Non è necessario essere cultori della materia per comprendere che è avvenuto l’esatto contrario ieri, quando alcune troupe televisive si sono fiondate sul figlio 11enne di Luigi Preiti (l’uomo che ha sparato a due carabinieri davanti alla sede del Governo) per chiedergli come stesse e “cosa gli ha detto la testa” al padre. Alcuni canali nazionali hanno messo in onda il servizio. E subito è scoppiata la rabbia della Rete (condensata nell’hashtag #lasciateloinpace) e di una parte del mondo giornalistico. Tanto che il presidente nazionale dell’Ordine Enzo Iacopino ha invocato “fascicoli disciplinari a carico di quanti, a qualunque titolo, abbiano sollecitato, promosso, realizzato e trasmesso” l’intervista.

Poco importa che sia stata la madre a chiedere esplicitamente di riprendere il figlio. La Carta di Treviso, sul punto, è chiara (“ciò a prescindere dall’eventuale consenso dei genitori”). E non c’è alcuno spazio per le interpretazioni. Intendiamoci: la tutela della privacy dei minori ha portato anche a eccessi di burocrazia (i fotografi dei quotidiani ben sanno quanti problemi può provocare loro scattare delle foto a bimbi che giocano sulle altalene). Ma non è questo il caso. Né stavolta – va detto chiaramente – sussiste un minimo di pertinenza, cioè di interesse pubblico alla conoscenza dei fatti riferiti in relazione alla loro attualità ed utilità sociale.

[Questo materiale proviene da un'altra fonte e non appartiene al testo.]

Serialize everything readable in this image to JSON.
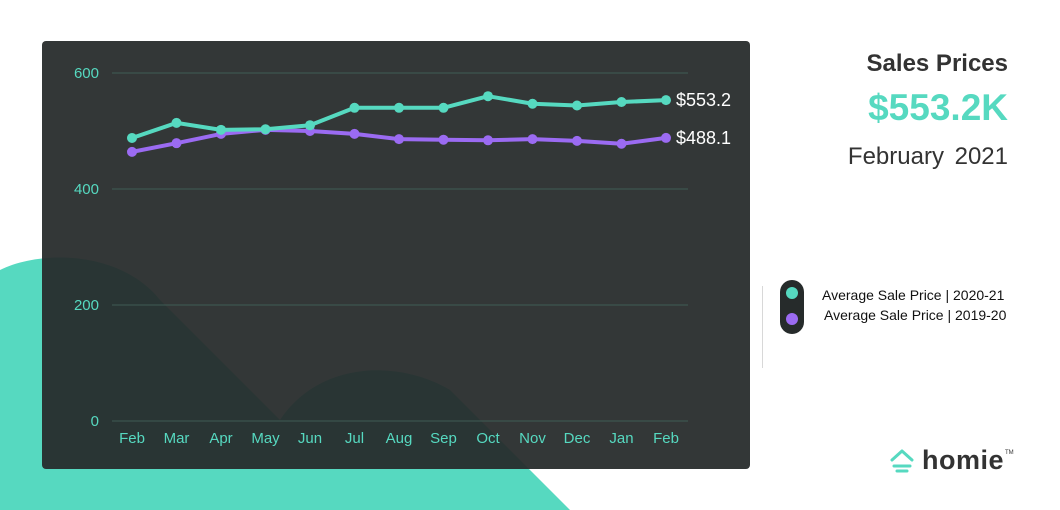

E ancora: quale sarebbe l’interesse sociale delle immagini – trasmesse da diversi tg nazionali – in cui, pochi minuti dopo la sparatoria, si vede il carabiniere ferito a terra, privo di sensi e ferito inquadrato da tutte le angolazioni? La pertinenza è una delle precondizioni perché si possa dare una notizia, tanto più se si vuole andare oltre i diritti altrui. E l’interesse pubblico non va confuso con la morbosità della gente. Insomma: il tragico fatto di Roma è diventato un caso di scuola per chi si occupa di deontologia professionale. E speriamo che la categoria ne tragga qualche insegnamento.